Солнце показалось на небе всего только раз за весь этот страшный день, но она даже не заметила его. Один из мужчин обратился к ней:

— Глазами я следил за приближающимися пиками. Вот что я вам скажу: когда первая из них стала приближаться ко мне, я остолбенел, и солнце светило ярко мне прямо в глаза. А я все стоял. А до пик оставалось не более десяти футов. А казалось, около двадцати, вот что я вам скажу.

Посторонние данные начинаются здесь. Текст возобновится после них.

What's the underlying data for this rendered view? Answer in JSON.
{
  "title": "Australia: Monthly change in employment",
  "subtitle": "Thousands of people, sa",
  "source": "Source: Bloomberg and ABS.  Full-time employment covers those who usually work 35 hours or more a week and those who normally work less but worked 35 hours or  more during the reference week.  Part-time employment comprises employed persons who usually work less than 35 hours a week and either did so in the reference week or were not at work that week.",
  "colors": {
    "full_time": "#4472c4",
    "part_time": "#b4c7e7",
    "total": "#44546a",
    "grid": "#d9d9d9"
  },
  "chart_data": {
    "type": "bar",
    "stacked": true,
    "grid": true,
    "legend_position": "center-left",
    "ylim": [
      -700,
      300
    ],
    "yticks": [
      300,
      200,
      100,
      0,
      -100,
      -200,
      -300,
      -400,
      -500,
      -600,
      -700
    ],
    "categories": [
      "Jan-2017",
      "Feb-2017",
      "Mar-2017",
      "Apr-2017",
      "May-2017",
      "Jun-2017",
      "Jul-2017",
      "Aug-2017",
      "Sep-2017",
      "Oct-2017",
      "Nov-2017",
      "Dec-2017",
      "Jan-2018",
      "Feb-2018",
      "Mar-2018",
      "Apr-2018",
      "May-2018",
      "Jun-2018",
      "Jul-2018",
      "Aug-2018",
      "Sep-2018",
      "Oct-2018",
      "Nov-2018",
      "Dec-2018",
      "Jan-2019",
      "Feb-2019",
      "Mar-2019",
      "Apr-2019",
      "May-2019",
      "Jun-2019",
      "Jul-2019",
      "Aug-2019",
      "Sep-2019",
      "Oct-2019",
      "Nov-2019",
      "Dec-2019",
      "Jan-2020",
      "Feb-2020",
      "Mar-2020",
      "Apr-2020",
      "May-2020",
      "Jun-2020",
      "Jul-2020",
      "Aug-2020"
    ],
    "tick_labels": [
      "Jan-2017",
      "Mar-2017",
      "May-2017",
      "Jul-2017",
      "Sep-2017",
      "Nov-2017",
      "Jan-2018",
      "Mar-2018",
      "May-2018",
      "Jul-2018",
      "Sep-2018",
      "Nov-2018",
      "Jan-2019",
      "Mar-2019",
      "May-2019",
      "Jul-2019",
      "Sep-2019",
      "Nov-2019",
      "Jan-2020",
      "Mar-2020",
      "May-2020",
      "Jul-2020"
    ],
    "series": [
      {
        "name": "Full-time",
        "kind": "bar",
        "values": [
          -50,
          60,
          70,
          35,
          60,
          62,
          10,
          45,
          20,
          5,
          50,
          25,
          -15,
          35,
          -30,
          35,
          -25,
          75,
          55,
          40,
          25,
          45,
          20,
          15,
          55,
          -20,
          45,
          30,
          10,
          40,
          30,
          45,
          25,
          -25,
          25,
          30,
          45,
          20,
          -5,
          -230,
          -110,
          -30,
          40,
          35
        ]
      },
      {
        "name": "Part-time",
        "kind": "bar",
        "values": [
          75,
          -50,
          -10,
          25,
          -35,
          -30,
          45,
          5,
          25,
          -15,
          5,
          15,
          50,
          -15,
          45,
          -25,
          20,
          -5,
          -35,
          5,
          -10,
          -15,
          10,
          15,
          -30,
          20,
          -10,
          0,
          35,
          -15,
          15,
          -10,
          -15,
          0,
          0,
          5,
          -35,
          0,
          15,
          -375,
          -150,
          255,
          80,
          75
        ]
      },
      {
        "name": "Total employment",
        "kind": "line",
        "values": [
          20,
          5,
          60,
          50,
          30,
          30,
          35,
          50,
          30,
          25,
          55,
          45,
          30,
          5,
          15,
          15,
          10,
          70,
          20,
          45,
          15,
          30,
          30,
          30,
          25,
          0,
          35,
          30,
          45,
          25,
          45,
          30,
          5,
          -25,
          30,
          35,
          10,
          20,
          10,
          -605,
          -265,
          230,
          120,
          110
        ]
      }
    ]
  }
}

Когда совсем стемнело, хозяин таверны зажег несколько тусклых свечей. Выстрелы слышались то тут, то там, но уже гораздо реже, и кто-то сказал, что только самые ближайшие к Ватерлоо пушки стреляли, но уже не французские. Хотя, казалось, никто не осмеливался в это верить.

Полчаса спустя после того как грохот орудий прекратился, на улицах слышались только крики. Оживленное движение и крики не смолкали весь вечер, но теперь все это звучало иначе.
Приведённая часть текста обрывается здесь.